The initial state is closed and each call is counted by a counter for the total number of times and the number of successes/failures, then after a certain threshold or condition is reached the fuser switches to the open state and the request is rejected.

A fuse timeout retry time is configured in the fuse rule, and after the fuse timeout retry time the fuse will set the state to half-open. This state initiates timed probes for sentinel and allows a certain percentage of requests to go through for go-zero.
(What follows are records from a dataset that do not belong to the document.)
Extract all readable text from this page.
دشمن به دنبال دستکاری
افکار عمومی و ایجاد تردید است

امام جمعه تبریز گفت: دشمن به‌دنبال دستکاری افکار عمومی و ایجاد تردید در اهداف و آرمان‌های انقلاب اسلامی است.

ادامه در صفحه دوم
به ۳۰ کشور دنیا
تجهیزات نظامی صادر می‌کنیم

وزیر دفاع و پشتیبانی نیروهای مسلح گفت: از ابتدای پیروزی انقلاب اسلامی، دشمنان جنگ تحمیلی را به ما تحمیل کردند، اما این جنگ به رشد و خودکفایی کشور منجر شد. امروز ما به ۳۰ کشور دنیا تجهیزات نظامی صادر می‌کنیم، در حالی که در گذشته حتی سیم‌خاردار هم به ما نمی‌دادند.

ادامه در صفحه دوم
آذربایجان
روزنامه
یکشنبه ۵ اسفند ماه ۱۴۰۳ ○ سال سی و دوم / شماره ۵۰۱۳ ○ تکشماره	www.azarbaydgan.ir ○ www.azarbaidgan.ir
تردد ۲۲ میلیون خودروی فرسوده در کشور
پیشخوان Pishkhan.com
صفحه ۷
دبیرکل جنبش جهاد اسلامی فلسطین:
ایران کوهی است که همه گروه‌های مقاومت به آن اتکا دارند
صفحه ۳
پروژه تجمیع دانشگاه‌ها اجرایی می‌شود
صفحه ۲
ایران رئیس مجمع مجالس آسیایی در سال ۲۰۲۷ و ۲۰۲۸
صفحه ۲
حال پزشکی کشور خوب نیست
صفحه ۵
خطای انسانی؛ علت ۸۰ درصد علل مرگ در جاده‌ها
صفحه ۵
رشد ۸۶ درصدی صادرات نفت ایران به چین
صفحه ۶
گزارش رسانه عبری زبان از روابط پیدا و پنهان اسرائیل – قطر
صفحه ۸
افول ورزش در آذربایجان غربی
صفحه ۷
Whether it is an active timed probe or a passive request call, as long as the result of the request returns normal, the counter needs to be reset to the closed state.

In general two fusing policies are supported.

  • Error rate : The number of requests within the fuse time window has a threshold error rate greater than the error rate threshold, thus triggering a fuse.
  • Average RT (response time): the number of requests within the fuse window is greater than the average RT threshold, triggering a fuse.

For example, if we use hystrix-go to handle the fusing of our service interface, we can combine it with the retries we mentioned above to further secure our service.

 1
 2
 3
 4
 5
 6
 7
 8
 9
10
11
12
13
14
15
hystrix.ConfigureCommand("my_service", hystrix.CommandConfig{ 
        ErrorPercentThreshold:  30,
    })
    _ = hystrix.Do("my_service", func() error { 
        req, _ := http.NewRequest("POST", "http://localhost:8090/", strings.NewReader("test"))
        _, err := retryDo(req, 5, 20*time.Millisecond, ExponentialBackoff)
        if err != nil {
            fmt.Println("get error:%v",err)
            return err
        }
        return nil
    }, func(err error) error {
        fmt.Printf("handle  error:%v\n", err)
        return nil
    }) 

The above example uses hystrix-go to set the maximum error percentage equal to 30, above which the fuse will be performed.

Summary

This article explores several points of retry from the interface call, and explains several strategies of retry; then in the practice session, it explains what problems there will be when using net/http retry directly, and for the hedging strategy, it uses channel plus waitgroup to achieve concurrent request control; finally, it uses hystrix-go to fuse the faulty service to prevent requests from piling up and running out of resources.